La peur de la centralisation

Cependant, le grand défi du nouveau mouvement est de mettre au point d’une façon indépendante sa propre politique radicale. La peur de la centralisation parmi nombre de militants de gauche empêche le mouvement de mettre en avant ses revendications, ce qui laisse le champ libre aux ONG, aux bureaucraties syndicales et aux autres institutions conservatrices pour s’exprimer en son nom.

Il fut impossible de conclure la discussion sur les tactiques et les problèmes d'organisation. Cet échec de l’Alliance, incapable d’aller au-delà du slogan « Éliminons le FÉM !» (« Shut down the WEF ! »), a contribué à mettre en place une division informelle et partielle du travail qui a permis aux experts plus conservateurs ou aux militants ayant un accès plus facile aux médias d’être les porte-parole officieux du mouvement.

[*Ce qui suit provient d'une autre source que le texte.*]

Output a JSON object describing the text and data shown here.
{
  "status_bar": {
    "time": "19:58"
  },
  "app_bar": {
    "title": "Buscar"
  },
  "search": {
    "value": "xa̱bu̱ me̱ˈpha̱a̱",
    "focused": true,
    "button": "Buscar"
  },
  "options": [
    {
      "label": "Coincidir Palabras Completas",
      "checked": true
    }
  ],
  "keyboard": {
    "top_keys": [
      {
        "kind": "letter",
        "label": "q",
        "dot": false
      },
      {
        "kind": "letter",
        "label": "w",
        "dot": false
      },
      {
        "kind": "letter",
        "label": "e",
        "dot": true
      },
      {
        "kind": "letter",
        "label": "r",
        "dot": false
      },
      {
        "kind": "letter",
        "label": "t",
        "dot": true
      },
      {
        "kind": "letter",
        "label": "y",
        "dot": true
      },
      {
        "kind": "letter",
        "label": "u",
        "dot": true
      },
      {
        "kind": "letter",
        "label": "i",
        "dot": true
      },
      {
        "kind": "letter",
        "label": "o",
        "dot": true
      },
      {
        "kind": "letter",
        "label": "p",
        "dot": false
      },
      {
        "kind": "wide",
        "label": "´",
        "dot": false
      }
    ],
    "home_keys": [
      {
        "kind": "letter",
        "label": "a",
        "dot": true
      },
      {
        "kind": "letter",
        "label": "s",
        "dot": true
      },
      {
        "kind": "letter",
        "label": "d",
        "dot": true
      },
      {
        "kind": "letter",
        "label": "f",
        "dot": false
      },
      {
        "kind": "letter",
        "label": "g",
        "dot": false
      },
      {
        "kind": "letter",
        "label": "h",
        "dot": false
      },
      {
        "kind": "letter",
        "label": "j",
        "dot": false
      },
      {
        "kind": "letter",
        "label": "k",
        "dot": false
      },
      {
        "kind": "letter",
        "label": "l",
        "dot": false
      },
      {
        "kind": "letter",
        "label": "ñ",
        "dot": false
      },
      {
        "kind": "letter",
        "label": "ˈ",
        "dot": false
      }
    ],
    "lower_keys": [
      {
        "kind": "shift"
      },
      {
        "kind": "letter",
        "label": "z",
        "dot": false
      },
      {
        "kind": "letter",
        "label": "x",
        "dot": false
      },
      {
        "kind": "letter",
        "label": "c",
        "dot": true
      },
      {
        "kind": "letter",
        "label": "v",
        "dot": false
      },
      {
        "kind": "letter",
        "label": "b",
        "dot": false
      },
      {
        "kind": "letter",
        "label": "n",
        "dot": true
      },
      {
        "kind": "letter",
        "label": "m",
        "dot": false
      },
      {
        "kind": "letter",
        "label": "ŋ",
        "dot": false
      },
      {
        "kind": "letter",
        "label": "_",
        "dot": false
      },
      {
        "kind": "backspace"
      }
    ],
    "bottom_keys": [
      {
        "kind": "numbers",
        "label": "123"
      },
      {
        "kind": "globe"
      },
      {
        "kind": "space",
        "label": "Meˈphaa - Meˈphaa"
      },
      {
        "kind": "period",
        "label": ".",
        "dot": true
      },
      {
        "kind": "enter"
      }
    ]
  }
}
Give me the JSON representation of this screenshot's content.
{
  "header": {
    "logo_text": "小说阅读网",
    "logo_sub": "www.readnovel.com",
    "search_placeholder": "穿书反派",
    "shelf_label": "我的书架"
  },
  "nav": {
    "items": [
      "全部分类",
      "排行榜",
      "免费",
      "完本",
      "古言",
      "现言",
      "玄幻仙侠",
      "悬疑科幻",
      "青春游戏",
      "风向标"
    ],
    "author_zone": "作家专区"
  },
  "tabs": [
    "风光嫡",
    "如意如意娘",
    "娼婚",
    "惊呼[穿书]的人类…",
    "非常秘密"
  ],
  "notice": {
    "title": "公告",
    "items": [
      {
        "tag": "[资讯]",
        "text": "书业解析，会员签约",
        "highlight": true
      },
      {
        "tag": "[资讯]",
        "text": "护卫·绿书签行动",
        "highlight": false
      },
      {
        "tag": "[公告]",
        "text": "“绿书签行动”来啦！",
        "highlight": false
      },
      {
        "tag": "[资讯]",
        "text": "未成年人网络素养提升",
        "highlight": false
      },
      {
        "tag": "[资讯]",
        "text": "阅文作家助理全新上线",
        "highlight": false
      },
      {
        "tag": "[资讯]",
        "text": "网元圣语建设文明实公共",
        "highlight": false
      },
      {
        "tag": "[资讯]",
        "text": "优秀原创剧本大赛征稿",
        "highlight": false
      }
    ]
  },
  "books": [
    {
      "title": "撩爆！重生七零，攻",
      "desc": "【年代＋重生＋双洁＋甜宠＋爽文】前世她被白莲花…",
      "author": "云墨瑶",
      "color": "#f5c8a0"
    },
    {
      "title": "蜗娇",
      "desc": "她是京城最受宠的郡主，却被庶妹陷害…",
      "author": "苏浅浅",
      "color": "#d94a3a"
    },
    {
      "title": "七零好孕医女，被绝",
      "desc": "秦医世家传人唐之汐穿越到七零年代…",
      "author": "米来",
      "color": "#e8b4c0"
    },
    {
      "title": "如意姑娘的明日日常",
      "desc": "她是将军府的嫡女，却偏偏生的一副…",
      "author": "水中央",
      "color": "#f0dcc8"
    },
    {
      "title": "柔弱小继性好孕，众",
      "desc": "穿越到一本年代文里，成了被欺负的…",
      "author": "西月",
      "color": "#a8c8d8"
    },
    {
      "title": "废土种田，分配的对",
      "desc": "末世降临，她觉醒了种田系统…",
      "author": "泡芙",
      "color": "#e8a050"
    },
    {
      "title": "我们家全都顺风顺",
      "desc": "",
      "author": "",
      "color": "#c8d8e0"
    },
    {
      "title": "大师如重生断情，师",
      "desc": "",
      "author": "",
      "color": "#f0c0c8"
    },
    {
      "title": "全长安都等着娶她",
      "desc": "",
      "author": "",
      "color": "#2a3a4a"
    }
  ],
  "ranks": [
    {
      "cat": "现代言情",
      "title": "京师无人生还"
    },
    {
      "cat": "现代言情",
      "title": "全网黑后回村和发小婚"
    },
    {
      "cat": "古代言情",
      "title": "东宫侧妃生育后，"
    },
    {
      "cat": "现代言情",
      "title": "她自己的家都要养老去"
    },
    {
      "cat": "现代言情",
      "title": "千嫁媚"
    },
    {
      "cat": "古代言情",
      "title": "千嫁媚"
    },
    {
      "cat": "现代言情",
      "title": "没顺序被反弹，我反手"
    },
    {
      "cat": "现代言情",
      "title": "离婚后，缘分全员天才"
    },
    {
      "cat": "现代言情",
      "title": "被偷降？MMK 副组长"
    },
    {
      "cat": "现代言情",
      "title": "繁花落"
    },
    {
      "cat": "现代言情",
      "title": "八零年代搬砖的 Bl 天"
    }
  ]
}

Si, avec la "désobéissance civile", le mouvement post-Seattle essaie de rompre avec le conservatisme des mouvements traditionnels , il signifie aussi pour eux un indéniable recul. Beaucoup de militants du nouveau mouvement se méfient de toute direction ou de tout centralisme à cause de leur expérience dans ces anciens mouvements dominés par des bureaucrates sociaux-démocrates ou staliniens. Le rejet de la hiérarchie est très apparent dans le nouveau mouvement.
Certains aiment à dire qu'il est sans direction. On a tendance à sacraliser le prétendu modèle organisationnel de Seattle construit sur la base d’une convergence idéalisée de petits groupes d’affinités reliés par Internet.

Tout ceci est fantaisie semi-anarchiste. Quand on cherche à appliquer ce modèle, ça ne marche pas. Quand les militants des États-Unis sont arrivés à la manifestation contre le congrès du Parti Démocrate à Los Angeles, quelques-uns disaient : « Ca ne colle pas. Est-ce vraiment démocratique ? »

Dans la montée vers le sommet de Prague, quelques vétérans de Seattle faisaient la loi auprès des militants tchèques tout en prêchant le supposé modèle sans direction de Seattle. Après Prague, plusieurs militants se sont exprimés sur les conséquences antidémocratiques et démoralisantes des petits groupes par affinité qui avaient le droit d'attaquer violemment les policiers puis de s’enfuir et de laisser les masses de manifestants paisibles parer les coups de bâton, les gaz lacrymogènes et les canons à eau. Seul un plus grand fonctionnement démocratique peut empêcher de petites factions (ou des provocateurs de la police) de dicter leur forme de lutte et leur message politique sous le couvert de s’opposer au centralisme.

Le nouveau mouvement peut s’organiser démocratiquement sans sacrifier sa diversité culturelle et politique. On n’a pas besoin d’une direction centralisée qui dicte à tous comment manifester mais le mouvement a besoin de fonctionnement collectif s’il veut grandir et garder son indépendance politique.

Le modèle des groupes par affinité n’a jamais été la seule façon d’organiser les grandes manifestations du nouveau mouvement. L’Alliance à Melbourne, par exemple, fonctionnait sur la base de réunions ouvertes et centralisées de militants où les décisions étaient prises par vote majoritaire. De semblables coalitions ont aidé à l’organisation de Seattle et Washington, travaillant de concert et en collaboration avec les représentants des groupes par affinité.

Melbourne nous a permis d’entrevoir les possibilités que le mouvement anti-mondialisation offre à un grand nombre de personnes de faire l’expérience de la force de la démocratie à la base lors des trois jours que nous avons passés sur les lieux de blocage autour du Crown Casino. Toutes les décisions-clés y furent discutées, votées et mises en œuvre par les participants au blocus. C’est cette démocratie militante participative alliée à une coordination centralisée de tout le blocus par l’Alliance plutôt que par les groupes d’affinité qui a rendu la manifestation si efficace.

Peter Boyle est membre de l’exécutif national du Parti socialiste démocratique (DSP) d’Australie, dont les militants ont été très actifs dans l’organisation de la manifestation contre la réunion du Forum économique mondial à Melbourne, les 11-13 septembre 2000.

Traduit de l'anglais par Jacqueline Loiselle et Marc Bonhomme (Québec).